Em alguns casos, é difícil dizer com precisão quando as políticas públicas vão produzir resultados visíveis e aferíveis. Há iniciativas que só podem ser sentidas a médio e longo prazos. Investimentos em Educação, por exemplo, exigem tempo: não se constrói escolas do dia pra noite e conhecimento não se produz num estalar de dedos. Contudo, há situações específicas, especialmente de caráter administrativo, que produzem efeitos imediatos e geram prejuízos muitas vezes irreversíveis. Quando se bloqueia a verba de custeio das universidades, por exemplo, elas deixam de funcionar porque não podem pagar as contas mensais e o salário dos funcionários. Quando se cancela a produção e distribuição de medicamentos, pessoas que deles dependem para permanecer vivas não conseguem esperar. Em situações como essas, os problemas batem na porta e forçam a entrada. O problema é que Bolsonaro não admite conviver com os dados de uma realidade que ele próprio tem produzido.

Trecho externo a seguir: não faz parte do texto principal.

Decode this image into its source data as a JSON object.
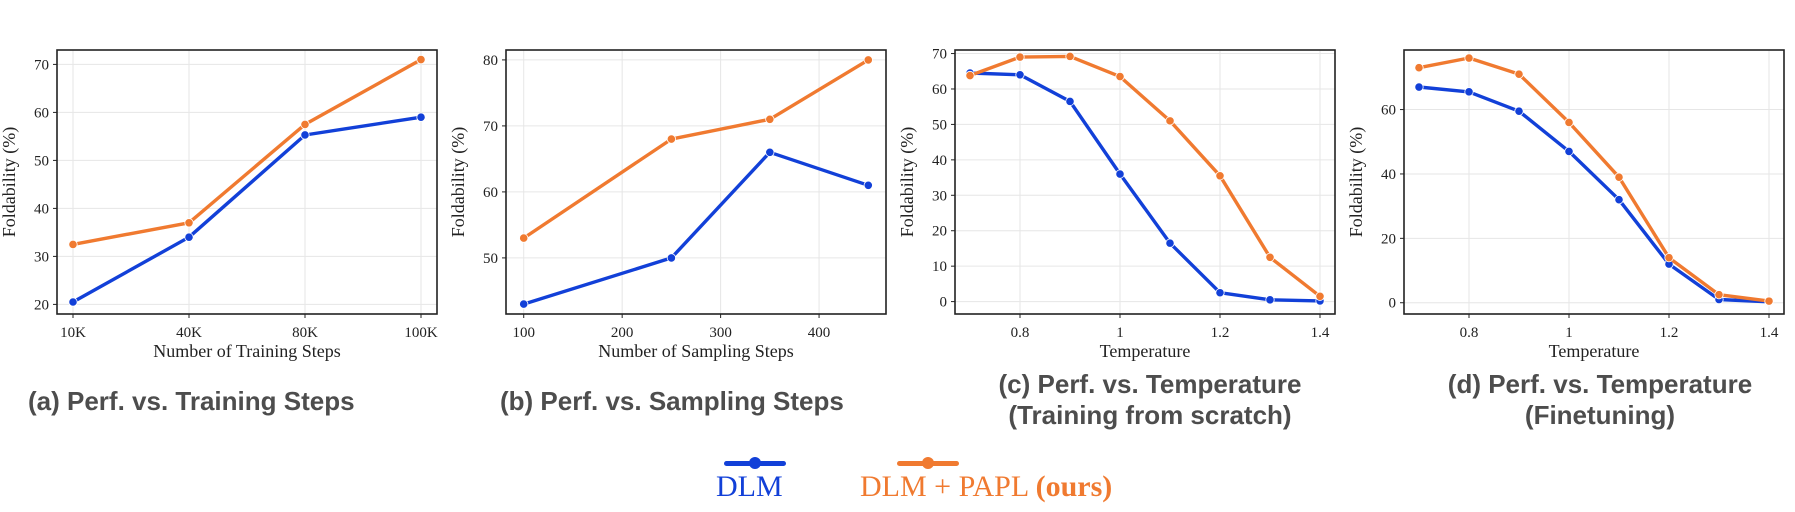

A escolha sensata – caso a sensatez fosse um predicado desse governo – seria trabalhar para a solução dos problemas, mas esse enfrentamento exige também contrariar uma série de interesses corporativos que Bolsonaro não quer e não pode contrariar. O presidente da República, quando percebeu que estava entre a cruz e a caldeirinha, adotou uma atitude desesperada e infantil: decidiu sobreviver através de mentiras e simulacros, produzindo uma atmosfera desesperada de negacionismo que só convence seus mais fanáticos seguidores.
Não é difícil entender essa opção. Além de preservar os privilégios dos oligarcas para quem governa, seria necessário ter competência para resolver os problemas e coragem para enfrentá-los. Não dá para esperar nem uma coisa, nem outra. Bolsonaro foge dos problemas como foge de debates, e para isso adota a postura cínica do mentiroso convicto: nega veementemente, ainda que não haja meios de negar. Diz que tem, sim, a intenção de privilegiar o filho ao nomeá-lo embaixador, mas isso não é nepotismo; diz que não chamou os nordestinos de “paraíbas”, ainda que tenhamos registro em áudio e vídeo; para ele, é impossível que brasileiros passem fome, ainda que muitos sofram e morram por falta de acesso aos alimentos; e, quando o resultado das pesquisas não se curvam à sua vontade, Jair recusa a realidade e questiona as metodologias.
Essa tem sido uma estratégia comum, pelo menos, desde abril desse ano. Começou com os dados acerca de desemprego publicados pelo IBGE, cujas pesquisas seguem padrões internacionais e são fundamentais para o estabelecimento das séries históricas. Em maio, a vítima foi a Fundação Oswaldo Cruz (Fiocruz), instituição de prestígio internacional e responsável por pesquisas de inegável impacto junto à comunidade científica.
A publicação de um estudo sobre o consumo de drogas foi censurada pelo Ministro da Cidadania, Osmar Terra, porque contradizia o prognóstico pessimista que o governo julgava necessário: de acordo com a análise, apenas 9,9% dos brasileiros entre 16 e 75 anos alegaram ter consumido drogas ilícitas ao longo da vida, número que nega a tão sonhada epidemia de drogas que justifica práticas violentas e repressivas do Estado. Mais uma vez, o alvo foi a metodologia, dessa vez na escusa do ministro Sérgio Moro, que também decidiu atacar os resultados ainda que não tivesse qualquer pesquisa consolidada que contrariasse os dados. Recentemente, os disparos foram feitos na direção do Instituto Nacional de Pesquisas Espaciais (INPE).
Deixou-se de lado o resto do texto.